L’assurance habitation du locataire : obligations et pièges
L’attestation d’assurance qu’on vous réclame à la remise des clés, ce n’est pas une formalité : c’est une obligation légale. On vous explique ce qu’elle couvre, ce que vous risquez sans elle, et le cas particulier du meublé.
Une obligation légale, pas une simple demande du bailleur
S’assurer, ce n’est pas une option : c’est une obligation posée par l’article 7 g de la loi du 6 juillet 1989. Le locataire doit couvrir les « risques locatifs », c’est-à-dire les dommages qu’il pourrait causer au logement.
Cette obligation vaut pour la location vide comme pour la location meublée qui est votre résidence principale (bail mobilité compris). Le bailleur, de son côté, a le droit d’exiger la preuve de cette assurance : c’est parfaitement légal.
L’attestation : à l’entrée, puis chaque année
Concrètement, vous prouvez votre assurance avec une attestation, un document que votre assureur vous fournit gratuitement. Vous devez la remettre au bailleur :
- À la remise des clés, le jour de l’entrée dans le logement
- Puis chaque année, à la date anniversaire du bail, si le bailleur vous la demande
Le réflexe malin : renouvelez votre attestation sans attendre le rappel, et gardez-en une copie datée. Un dossier propre évite les tensions et les courriers de relance.
Ce que couvre (et ne couvre pas) l’assurance de base
L’assurance des risques locatifs couvre les dégâts que vous pourriez causer au logement : incendie, explosion, dégât des eaux. C’est le minimum imposé par la loi.
Mais ce socle ne protège pas vos propres affaires ni votre responsabilité envers les voisins. C’est pourquoi la plupart des locataires prennent une assurance « multirisque habitation », plus complète :
- Vos biens personnels (vol, incendie, dégât des eaux)
- La responsabilité civile (dommages causés aux voisins ou à des tiers)
- Le bris de glace, parfois les catastrophes naturelles
À vous de comparer les garanties, mais ne descendez jamais sous le socle « risques locatifs » : c’est lui qui remplit votre obligation légale.
Pas d’assurance : quelles conséquences ?
Le défaut d’assurance est pris au sérieux, car un sinistre non couvert peut coûter très cher au bailleur. Deux mécanismes existent.
Premier cas, si le bail contient une clause résolutoire pour défaut d’assurance : le bailleur vous met en demeure de justifier votre assurance. Sans réaction de votre part dans un délai d’un mois, il peut saisir le juge pour faire résilier le bail et demander votre départ.
Second cas, prévu par la loi ALUR : plutôt que de résilier, le bailleur peut souscrire une assurance à votre place. Après une mise en demeure restée sans effet pendant un mois, il prend une assurance pour votre compte et vous en refacture la prime, majorée d’au maximum 10 %, étalée mois par mois sur votre loyer. Une couverture minimale… mais que vous payez plus cher que si vous vous étiez assuré vous-même.
Le cas du meublé et de la location touristique
Attention à une idée reçue : pour un meublé qui est votre résidence principale, l’assurance est bien obligatoire, comme en location vide. On confond souvent avec d’autres situations.
En revanche, les règles diffèrent pour certaines locations qui ne sont pas votre résidence principale (location saisonnière ou touristique, par exemple) : le régime n’est pas le même. En cas de doute sur votre type de bail, vérifiez votre contrat ou demandez à l’ADIL — mieux vaut confirmer que supposer.
Questions fréquentes
L’assurance habitation est-elle vraiment obligatoire pour un locataire ?

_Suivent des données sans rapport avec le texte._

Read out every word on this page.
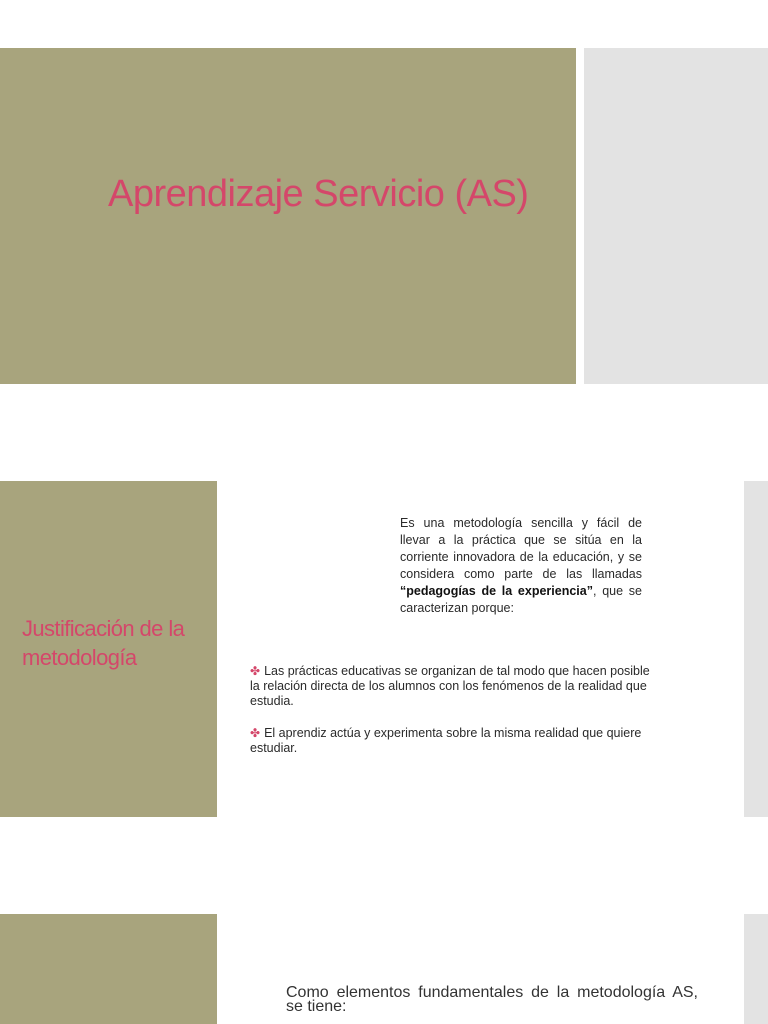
Aprendizaje Servicio (AS)
Justificación de la metodología
Es una metodología sencilla y fácil de llevar a la práctica que se sitúa en la corriente innovadora de la educación, y se considera como parte de las llamadas “pedagogías de la experiencia”, que se caracterizan porque:
✤ Las prácticas educativas se organizan de tal modo que hacen posible la relación directa de los alumnos con los fenómenos de la realidad que estudia.
✤ El aprendiz actúa y experimenta sobre la misma realidad que quiere estudiar.
Como elementos fundamentales de la metodología AS, se tiene:
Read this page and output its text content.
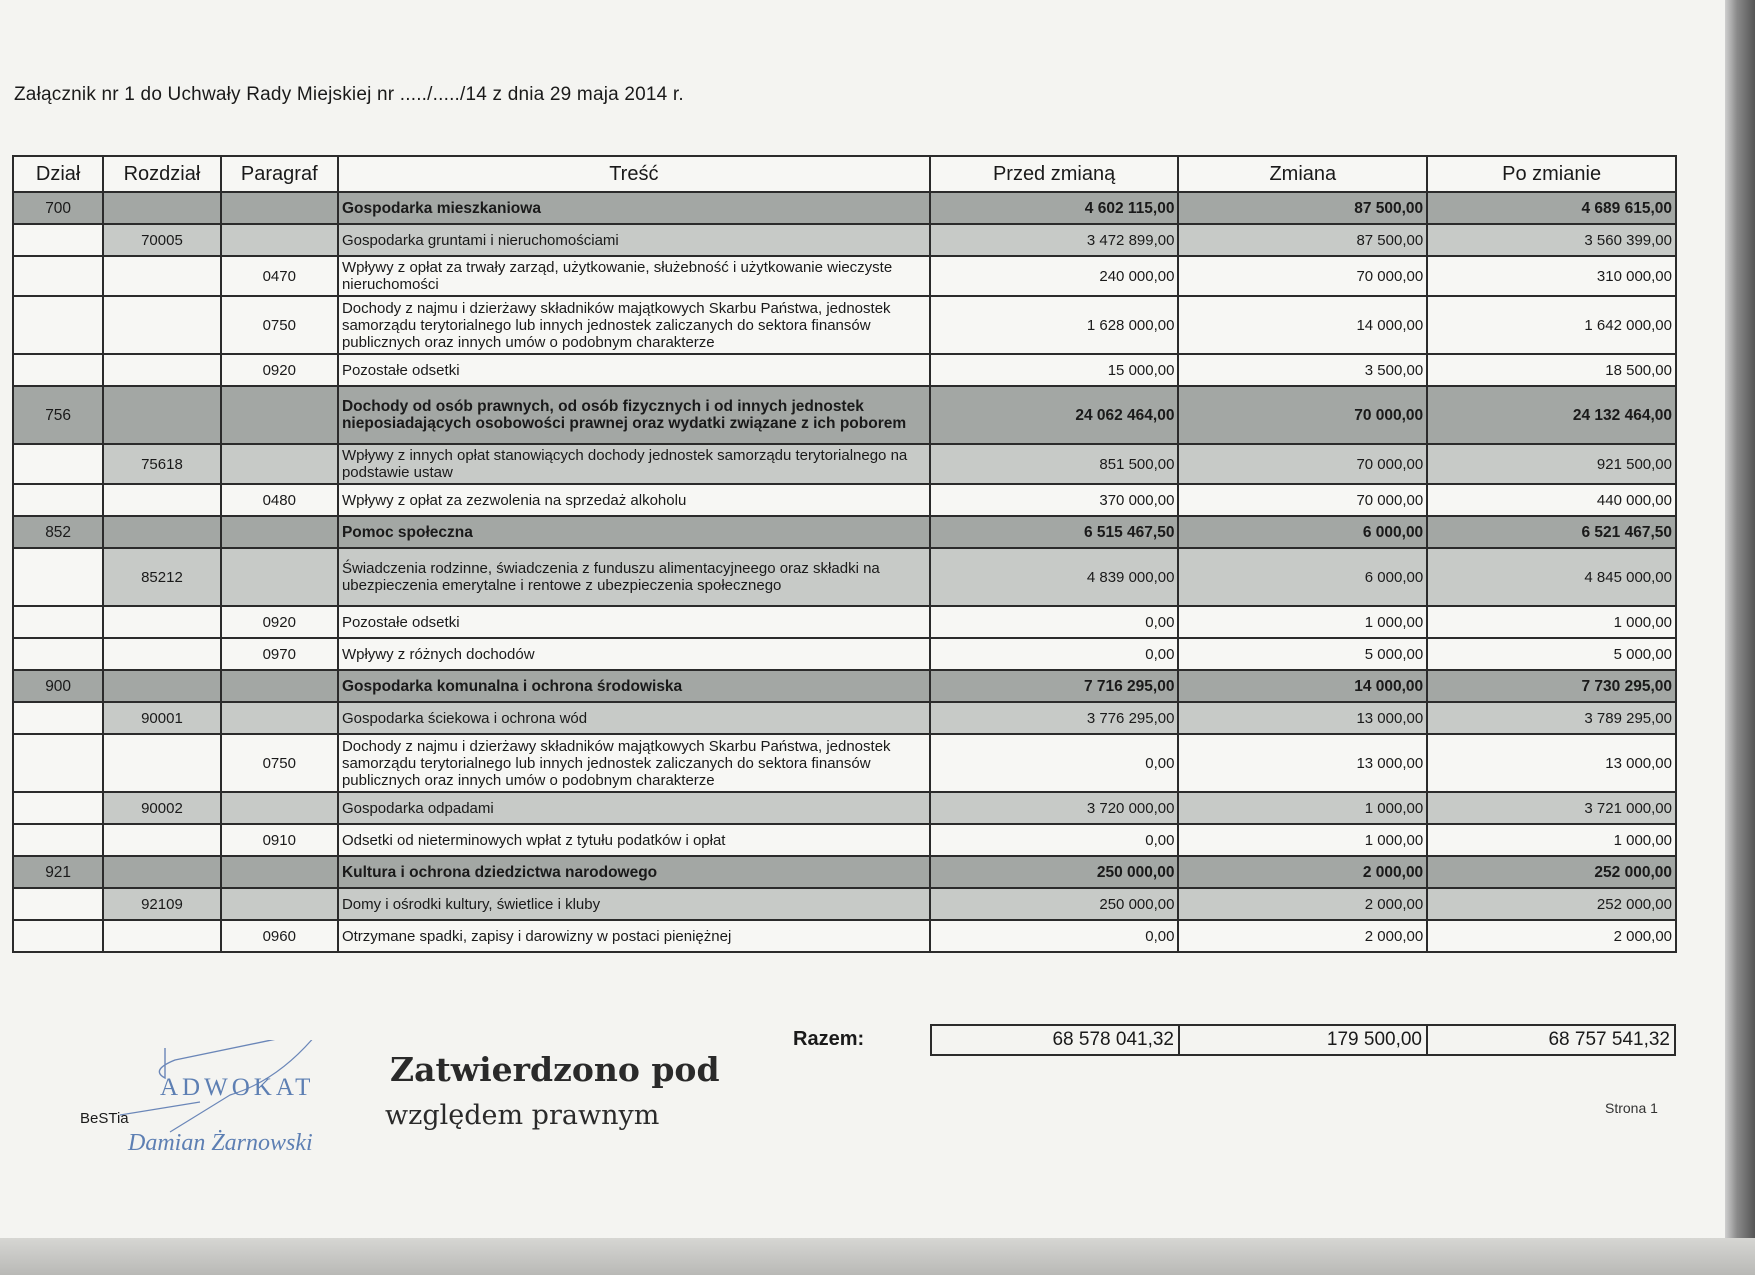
Załącznik nr 1 do Uchwały Rady Miejskiej nr ...../...../14 z dnia 29 maja 2014 r.
Dział	Rozdział	Paragraf	Treść	Przed zmianą	Zmiana	Po zmianie
700			Gospodarka mieszkaniowa	4 602 115,00	87 500,00	4 689 615,00
	70005		Gospodarka gruntami i nieruchomościami	3 472 899,00	87 500,00	3 560 399,00
		0470	Wpływy z opłat za trwały zarząd, użytkowanie, służebność i użytkowanie wieczyste nieruchomości	240 000,00	70 000,00	310 000,00
		0750	Dochody z najmu i dzierżawy składników majątkowych Skarbu Państwa, jednostek samorządu terytorialnego lub innych jednostek zaliczanych do sektora finansów publicznych oraz innych umów o podobnym charakterze	1 628 000,00	14 000,00	1 642 000,00
		0920	Pozostałe odsetki	15 000,00	3 500,00	18 500,00
756			Dochody od osób prawnych, od osób fizycznych i od innych jednostek nieposiadających osobowości prawnej oraz wydatki związane z ich poborem	24 062 464,00	70 000,00	24 132 464,00
	75618		Wpływy z innych opłat stanowiących dochody jednostek samorządu terytorialnego na podstawie ustaw	851 500,00	70 000,00	921 500,00
		0480	Wpływy z opłat za zezwolenia na sprzedaż alkoholu	370 000,00	70 000,00	440 000,00
852			Pomoc społeczna	6 515 467,50	6 000,00	6 521 467,50
	85212		Świadczenia rodzinne, świadczenia z funduszu alimentacyjneego oraz składki na ubezpieczenia emerytalne i rentowe z ubezpieczenia społecznego	4 839 000,00	6 000,00	4 845 000,00
		0920	Pozostałe odsetki	0,00	1 000,00	1 000,00
		0970	Wpływy z różnych dochodów	0,00	5 000,00	5 000,00
900			Gospodarka komunalna i ochrona środowiska	7 716 295,00	14 000,00	7 730 295,00
	90001		Gospodarka ściekowa i ochrona wód	3 776 295,00	13 000,00	3 789 295,00
		0750	Dochody z najmu i dzierżawy składników majątkowych Skarbu Państwa, jednostek samorządu terytorialnego lub innych jednostek zaliczanych do sektora finansów publicznych oraz innych umów o podobnym charakterze	0,00	13 000,00	13 000,00
	90002		Gospodarka odpadami	3 720 000,00	1 000,00	3 721 000,00
		0910	Odsetki od nieterminowych wpłat z tytułu podatków i opłat	0,00	1 000,00	1 000,00
921			Kultura i ochrona dziedzictwa narodowego	250 000,00	2 000,00	252 000,00
	92109		Domy i ośrodki kultury, świetlice i kluby	250 000,00	2 000,00	252 000,00
		0960	Otrzymane spadki, zapisy i darowizny w postaci pieniężnej	0,00	2 000,00	2 000,00
Razem:	68 578 041,32	179 500,00	68 757 541,32
ADWOKAT
Damian Żarnowski
BeSTia
Zatwierdzono pod
względem prawnym	Strona 1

Oui, l’article 7 g de la loi de 1989 impose au locataire d’assurer au minimum les risques locatifs (incendie, explosion, dégât des eaux). C’est valable en location vide comme en meublé résidence principale. Le bailleur peut exiger l’attestation.
Quand dois-je fournir mon attestation d’assurance ?

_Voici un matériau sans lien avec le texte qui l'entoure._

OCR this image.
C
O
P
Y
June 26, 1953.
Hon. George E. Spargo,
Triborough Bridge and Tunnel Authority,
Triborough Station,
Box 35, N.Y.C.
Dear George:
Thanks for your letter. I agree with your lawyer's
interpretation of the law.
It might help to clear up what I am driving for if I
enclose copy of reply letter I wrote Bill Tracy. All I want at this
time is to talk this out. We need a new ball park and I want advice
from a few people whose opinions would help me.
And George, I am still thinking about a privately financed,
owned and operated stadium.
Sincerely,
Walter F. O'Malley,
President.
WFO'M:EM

À la remise des clés le jour de l’entrée, puis chaque année à la date anniversaire du bail si le bailleur la demande. L’attestation est fournie gratuitement par votre assureur : renouvelez-la sans attendre le rappel.

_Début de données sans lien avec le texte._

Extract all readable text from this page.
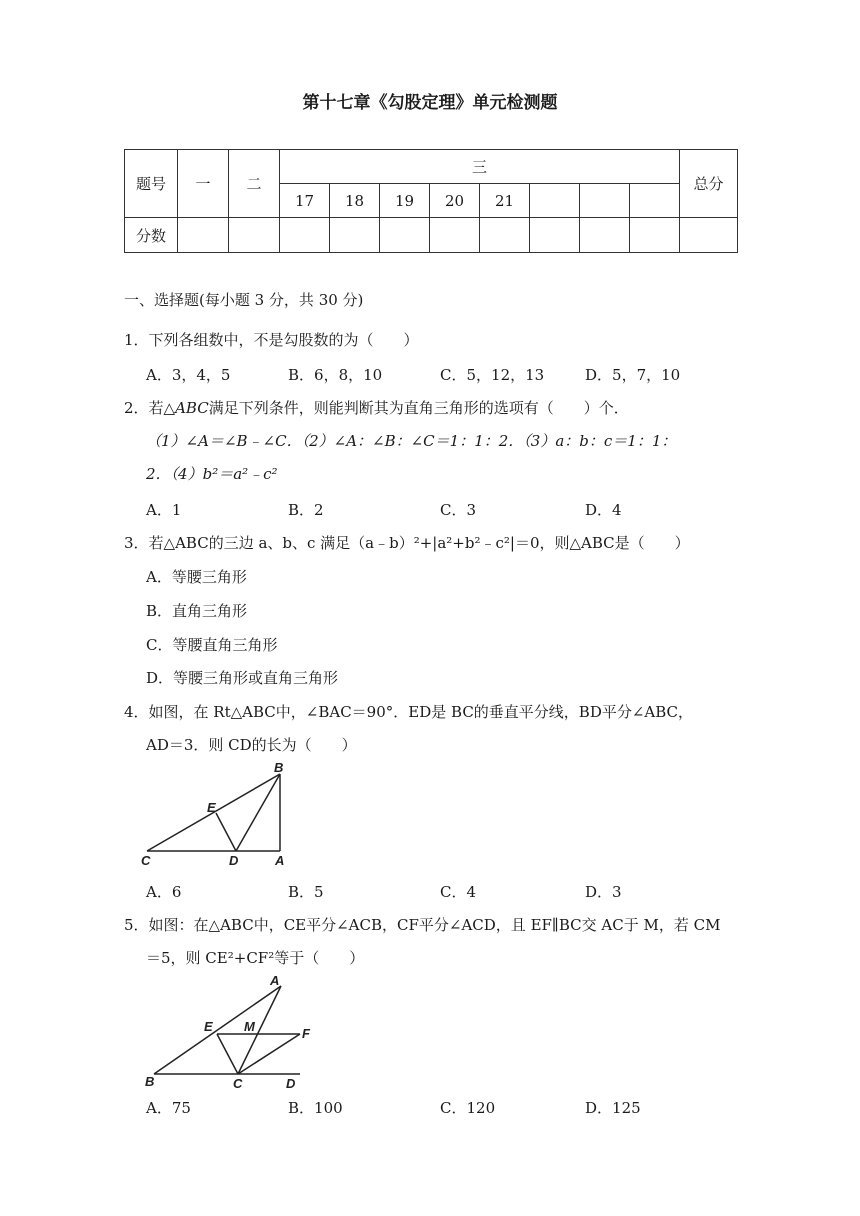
第十七章《勾股定理》单元检测题
题号	一	二	三								总分
			17	18	19	20	21				
分数											
一、选择题(每小题 3 分，共 30 分)
1．下列各组数中，不是勾股数的为（　　）
A．3，4，5	B．6，8，10	C．5，12，13	D．5，7，10
2．若△ABC满足下列条件，则能判断其为直角三角形的选项有（　　）个．
（1）∠A＝∠B﹣∠C．（2）∠A：∠B：∠C＝1：1：2．（3）a：b：c＝1：1：
2．（4）b²＝a²﹣c²
A．1	B．2	C．3	D．4
3．若△ABC的三边 a、b、c 满足（a﹣b）²+|a²+b²﹣c²|＝0，则△ABC是（　　）
A．等腰三角形
B．直角三角形
C．等腰直角三角形
D．等腰三角形或直角三角形
4．如图，在 Rt△ABC中，∠BAC＝90°．ED是 BC的垂直平分线，BD平分∠ABC，
AD＝3．则 CD的长为（　　）
B
E
C	D	A
A．6	B．5	C．4	D．3
5．如图：在△ABC中，CE平分∠ACB，CF平分∠ACD，且 EF∥BC交 AC于 M，若 CM
＝5，则 CE²+CF²等于（　　）
A
E M	F
B	C	D
A．75	B．100	C．120	D．125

Que risque-t-on si on n’est pas assuré ?
Si le bail a une clause résolutoire, le bailleur peut, après mise en demeure restée un mois sans effet, faire résilier le bail. Sinon, il peut souscrire une assurance à votre place et vous en refacturer la prime majorée d’au maximum 10 % sur votre loyer.
Une multirisque habitation est-elle obligatoire ?
Non, la loi impose seulement de couvrir les risques locatifs. Mais la multirisque habitation est fortement conseillée : elle ajoute la protection de vos biens et votre responsabilité civile envers les voisins, ce que le socle minimal ne couvre pas.